For a blog that has the word “rants” in the title, I really do not rant too much. I probably put the word in there for the poor attempt at semi-alliteration. I am one guy, who updates this blog at very irregular intervals, basically as the drive to write hits and leaves me. Lately though I worry that the drive has been away from me for way too often. I feel horrible for it, as while it isn’t like I have a bunch of people who read this site, I do like to write, and do like think I am somewhat good at it. It just seems that, especially lately the frequency in which this blog is updated is too left to the whimsy of my own moods and temperament. This is my own personal space, but really I am loathe to share any actual details about me, the Ray in the gaming rants. To some degree, I feel like I owe it to myself at the moment to get this out there, maybe explain myself a bit.

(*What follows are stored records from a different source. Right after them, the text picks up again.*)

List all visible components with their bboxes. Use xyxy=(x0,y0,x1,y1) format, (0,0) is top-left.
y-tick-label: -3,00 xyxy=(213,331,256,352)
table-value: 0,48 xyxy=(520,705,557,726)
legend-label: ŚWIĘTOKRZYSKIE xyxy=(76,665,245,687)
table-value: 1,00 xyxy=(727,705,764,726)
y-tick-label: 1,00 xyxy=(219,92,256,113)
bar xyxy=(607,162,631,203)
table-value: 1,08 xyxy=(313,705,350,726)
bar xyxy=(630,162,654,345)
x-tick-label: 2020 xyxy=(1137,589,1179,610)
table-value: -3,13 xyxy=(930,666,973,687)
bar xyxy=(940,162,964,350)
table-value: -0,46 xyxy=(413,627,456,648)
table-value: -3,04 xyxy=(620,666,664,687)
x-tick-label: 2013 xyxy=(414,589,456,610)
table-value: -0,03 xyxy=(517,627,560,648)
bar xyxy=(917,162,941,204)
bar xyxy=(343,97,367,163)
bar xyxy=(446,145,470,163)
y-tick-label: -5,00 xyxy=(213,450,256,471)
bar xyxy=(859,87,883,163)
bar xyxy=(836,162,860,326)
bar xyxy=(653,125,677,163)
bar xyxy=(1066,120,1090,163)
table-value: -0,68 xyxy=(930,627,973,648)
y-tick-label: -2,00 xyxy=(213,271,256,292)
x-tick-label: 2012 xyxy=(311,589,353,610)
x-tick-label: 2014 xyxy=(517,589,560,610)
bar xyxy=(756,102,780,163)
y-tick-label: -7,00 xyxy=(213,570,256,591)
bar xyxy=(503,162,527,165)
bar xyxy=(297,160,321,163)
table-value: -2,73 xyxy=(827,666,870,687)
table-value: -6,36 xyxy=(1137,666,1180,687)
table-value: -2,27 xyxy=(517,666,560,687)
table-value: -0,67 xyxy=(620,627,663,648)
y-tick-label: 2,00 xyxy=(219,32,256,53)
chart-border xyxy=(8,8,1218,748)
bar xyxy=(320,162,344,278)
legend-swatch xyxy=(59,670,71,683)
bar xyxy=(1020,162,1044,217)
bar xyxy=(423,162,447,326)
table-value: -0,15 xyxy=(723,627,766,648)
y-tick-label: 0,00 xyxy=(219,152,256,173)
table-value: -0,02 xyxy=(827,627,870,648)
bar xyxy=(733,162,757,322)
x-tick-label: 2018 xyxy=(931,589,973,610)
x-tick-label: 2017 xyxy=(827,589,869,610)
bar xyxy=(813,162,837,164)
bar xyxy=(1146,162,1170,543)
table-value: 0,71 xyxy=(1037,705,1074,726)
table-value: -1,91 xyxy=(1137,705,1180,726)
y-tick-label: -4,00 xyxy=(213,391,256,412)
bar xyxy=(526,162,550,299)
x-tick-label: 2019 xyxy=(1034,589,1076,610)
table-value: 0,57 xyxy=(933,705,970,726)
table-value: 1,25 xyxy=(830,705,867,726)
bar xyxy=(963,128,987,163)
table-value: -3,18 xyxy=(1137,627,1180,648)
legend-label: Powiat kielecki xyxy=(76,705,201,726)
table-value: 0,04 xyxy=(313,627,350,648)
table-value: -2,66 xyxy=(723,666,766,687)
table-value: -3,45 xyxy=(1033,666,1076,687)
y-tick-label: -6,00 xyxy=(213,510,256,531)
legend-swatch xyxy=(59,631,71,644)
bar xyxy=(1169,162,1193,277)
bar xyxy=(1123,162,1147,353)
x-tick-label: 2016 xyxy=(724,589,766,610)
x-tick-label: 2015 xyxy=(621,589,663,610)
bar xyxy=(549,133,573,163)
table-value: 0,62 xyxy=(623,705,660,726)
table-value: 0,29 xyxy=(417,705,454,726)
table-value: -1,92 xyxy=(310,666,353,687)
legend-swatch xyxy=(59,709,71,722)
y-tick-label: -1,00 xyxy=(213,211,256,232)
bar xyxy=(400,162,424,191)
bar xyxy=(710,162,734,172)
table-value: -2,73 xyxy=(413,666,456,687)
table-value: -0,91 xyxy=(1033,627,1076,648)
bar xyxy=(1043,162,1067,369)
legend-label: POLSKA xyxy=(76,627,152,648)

Just simply put, things have not been great lately. Just in general I found myself to be very stressed out over a bunch of things happening around me, that get to me in ways I am not entirely sure is appropriate. I am also a horrible procrastinator, and have been putting off studying for an important test for a while now. And the deadline is starting to hit where I really need to start, lest I find myself not completely ready. People have left my life as of late, and I am kind of sure more are to follow, and it is depressing.

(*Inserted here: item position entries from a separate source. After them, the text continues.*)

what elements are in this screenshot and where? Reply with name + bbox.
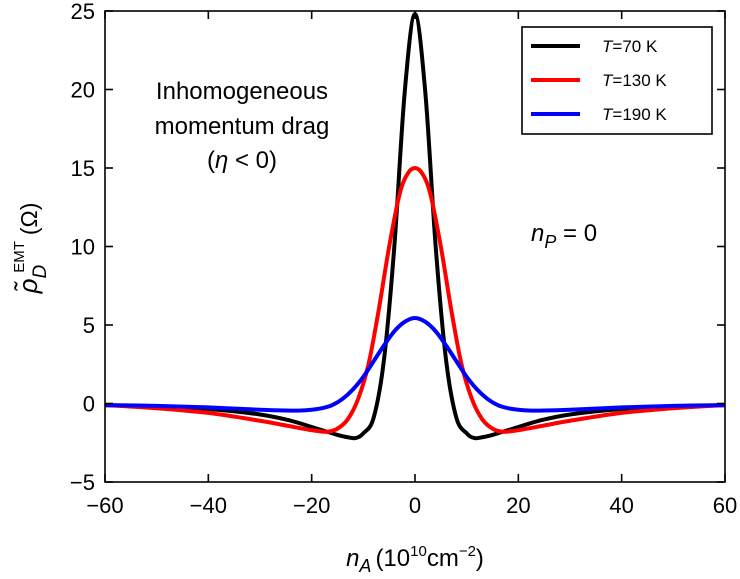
x-tick-label: −20 [293, 493, 330, 518]
y-tick-label: 25 [71, 0, 95, 24]
legend: T=70 K T=130 K T=190 K [521, 26, 713, 135]
x-tick-label: −60 [86, 493, 123, 518]
x-tick-label: −40 [190, 493, 227, 518]
legend-label-70k: T=70 K [602, 37, 658, 56]
x-tick-label: 40 [609, 493, 633, 518]
y-tick-label: 10 [71, 235, 95, 260]
y-tick-label: 15 [71, 156, 95, 181]
y-tick-label: 20 [71, 78, 95, 103]
x-tick-label: 0 [409, 493, 421, 518]
x-tick-label: 20 [506, 493, 530, 518]
series-line-130k [104, 166, 726, 434]
annotation-np: nP = 0 [531, 220, 597, 252]
x-tick-label: 60 [713, 493, 737, 518]
annotation-drag-line1: Inhomogeneous [156, 78, 328, 105]
y-axis-label: ρ̃DEMT(Ω) [11, 203, 51, 295]
plot-frame [104, 10, 726, 483]
annotation-drag-line2: momentum drag [155, 113, 330, 140]
y-tick-label: 0 [83, 392, 95, 417]
legend-label-190k: T=190 K [602, 105, 667, 124]
legend-label-130k: T=130 K [602, 71, 667, 90]
x-axis-label: nA (1010cm−2) [346, 543, 484, 576]
y-tick-label: 5 [83, 313, 95, 338]
y-tick-label: −5 [70, 470, 95, 495]
series-line-190k [104, 315, 726, 413]
tick-layer: −60 −40 −20 0 20 40 60 −5 0 5 10 15 20 25 [70, 0, 737, 518]
annotation-eta: (η < 0) [207, 147, 277, 174]
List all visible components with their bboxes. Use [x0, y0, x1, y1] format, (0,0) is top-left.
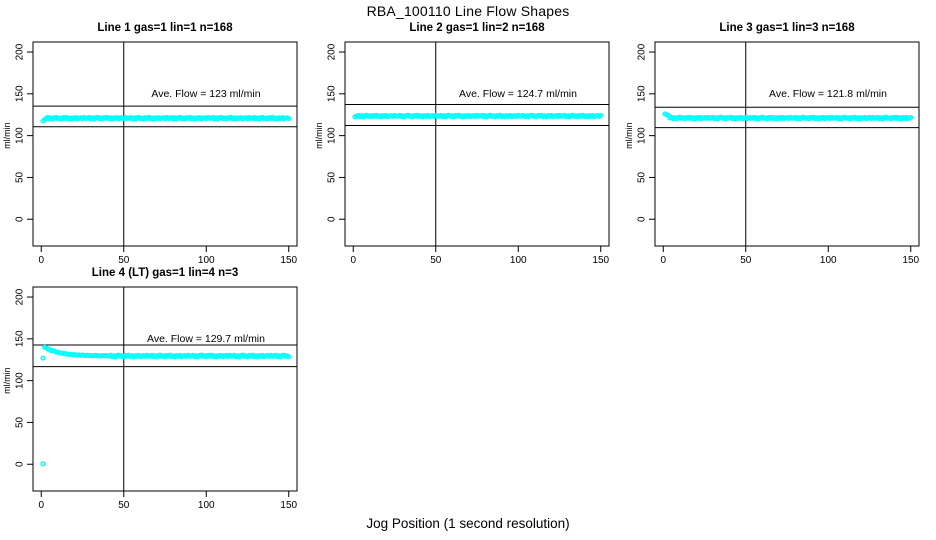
y-tick-label: 0 [637, 216, 648, 222]
plot-box [654, 41, 920, 247]
panel-title: Line 1 gas=1 lin=1 n=168 [97, 22, 233, 34]
ave-flow-annotation: Ave. Flow = 123 ml/min [151, 88, 260, 100]
panel-line-4: Line 4 (LT) gas=1 lin=4 n=3 0 50 100 150 0 50… [0, 265, 310, 511]
line-3-plot: Line 3 gas=1 lin=3 n=168 0 50 100 150 0 50 100… [624, 22, 920, 266]
panel-title: Line 4 (LT) gas=1 lin=4 n=3 [92, 267, 238, 279]
x-tick-label: 100 [198, 500, 215, 510]
y-tick-label: 50 [15, 171, 26, 183]
plot-area: 0 50 100 150 0 50 100 150 200 ml/min [2, 41, 298, 266]
x-axis-label: Jog Position (1 second resolution) [366, 516, 570, 531]
y-tick-label: 50 [15, 416, 26, 428]
panel-line-1: Line 1 gas=1 lin=1 n=168 0 50 100 150 0 50 100… [0, 20, 310, 266]
x-tick-label: 50 [740, 255, 752, 265]
x-tick-label: 0 [38, 255, 44, 265]
plot-area: 0 50 100 150 0 50 100 150 200 ml/min [314, 41, 610, 266]
y-tick-label: 100 [15, 127, 26, 144]
line-2-plot: Line 2 gas=1 lin=2 n=168 0 50 100 150 0 50 100… [314, 22, 610, 266]
panel-title: Line 3 gas=1 lin=3 n=168 [719, 22, 855, 34]
y-tick-label: 0 [15, 216, 26, 222]
line-4-plot: Line 4 (LT) gas=1 lin=4 n=3 0 50 100 150 0 50… [2, 267, 298, 511]
plot-area: 0 50 100 150 0 50 100 150 200 ml/min [2, 286, 298, 511]
flow-points [352, 112, 604, 120]
plot-box [32, 286, 298, 492]
ave-flow-annotation: Ave. Flow = 121.8 ml/min [769, 88, 887, 100]
y-tick-label: 150 [15, 330, 26, 347]
panel-line-3: Line 3 gas=1 lin=3 n=168 0 50 100 150 0 50 100… [622, 20, 932, 266]
y-tick-label: 200 [327, 43, 338, 60]
x-tick-label: 100 [510, 255, 527, 265]
y-tick-label: 200 [15, 288, 26, 305]
x-tick-label: 50 [118, 500, 130, 510]
flow-points [40, 114, 292, 124]
ave-flow-annotation: Ave. Flow = 124.7 ml/min [459, 88, 577, 100]
x-tick-label: 50 [118, 255, 130, 265]
y-tick-label: 100 [327, 127, 338, 144]
y-tick-label: 50 [327, 171, 338, 183]
ave-flow-annotation: Ave. Flow = 129.7 ml/min [147, 333, 265, 345]
flow-points [662, 111, 914, 122]
y-axis-unit-label: ml/min [314, 122, 324, 149]
line-1-plot: Line 1 gas=1 lin=1 n=168 0 50 100 150 0 50 100… [2, 22, 298, 266]
panel-line-2: Line 2 gas=1 lin=2 n=168 0 50 100 150 0 50 100… [312, 20, 622, 266]
x-tick-label: 0 [38, 500, 44, 510]
x-tick-label: 0 [350, 255, 356, 265]
y-axis-unit-label: ml/min [2, 122, 12, 149]
panel-title: Line 2 gas=1 lin=2 n=168 [409, 22, 545, 34]
x-tick-label: 150 [280, 255, 297, 265]
y-tick-label: 0 [15, 461, 26, 467]
x-tick-label: 100 [198, 255, 215, 265]
y-tick-label: 100 [637, 127, 648, 144]
figure-title: RBA_100110 Line Flow Shapes [366, 3, 570, 19]
y-tick-label: 200 [15, 43, 26, 60]
flow-points [40, 344, 292, 467]
y-tick-label: 0 [327, 216, 338, 222]
x-tick-label: 50 [430, 255, 442, 265]
plot-box [32, 41, 298, 247]
plot-area: 0 50 100 150 0 50 100 150 200 ml/min [624, 41, 920, 266]
x-tick-label: 150 [902, 255, 919, 265]
x-tick-label: 150 [280, 500, 297, 510]
plot-box [344, 41, 610, 247]
x-tick-label: 0 [660, 255, 666, 265]
y-tick-label: 50 [637, 171, 648, 183]
y-tick-label: 200 [637, 43, 648, 60]
y-tick-label: 150 [637, 85, 648, 102]
x-tick-label: 150 [592, 255, 609, 265]
y-tick-label: 150 [15, 85, 26, 102]
y-tick-label: 150 [327, 85, 338, 102]
y-tick-label: 100 [15, 372, 26, 389]
y-axis-unit-label: ml/min [624, 122, 634, 149]
x-tick-label: 100 [820, 255, 837, 265]
y-axis-unit-label: ml/min [2, 367, 12, 394]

When this sort of crappy stuff happens, I take solace in games. So while I have been playing games, I don’t feel the need to talk about them as much, or the drive. The drive is more accurate. I just finished Saints Row 4 last night, and I do plan on reviewing it, and I do want to write something about Animal Crossing: New Leaf, but not a review, more of an extended set of impressions. It’s tough though, when the drive to really do anything useful has left you. It is far different for professionals I am sure, who draw some form of pay for their work. I still go to work everyday, and perform my job well. It is the other, optional stuff that suffers. I guess the challenge in this sort of situation is to not see the work I do here as something as optional, but something I need to do, if nothing else because I do need an outlet. The steam needs to blow out somewhere, and should do so in a constructive fashion. We will see what comes tomorrow, I am off, and have nothing planned.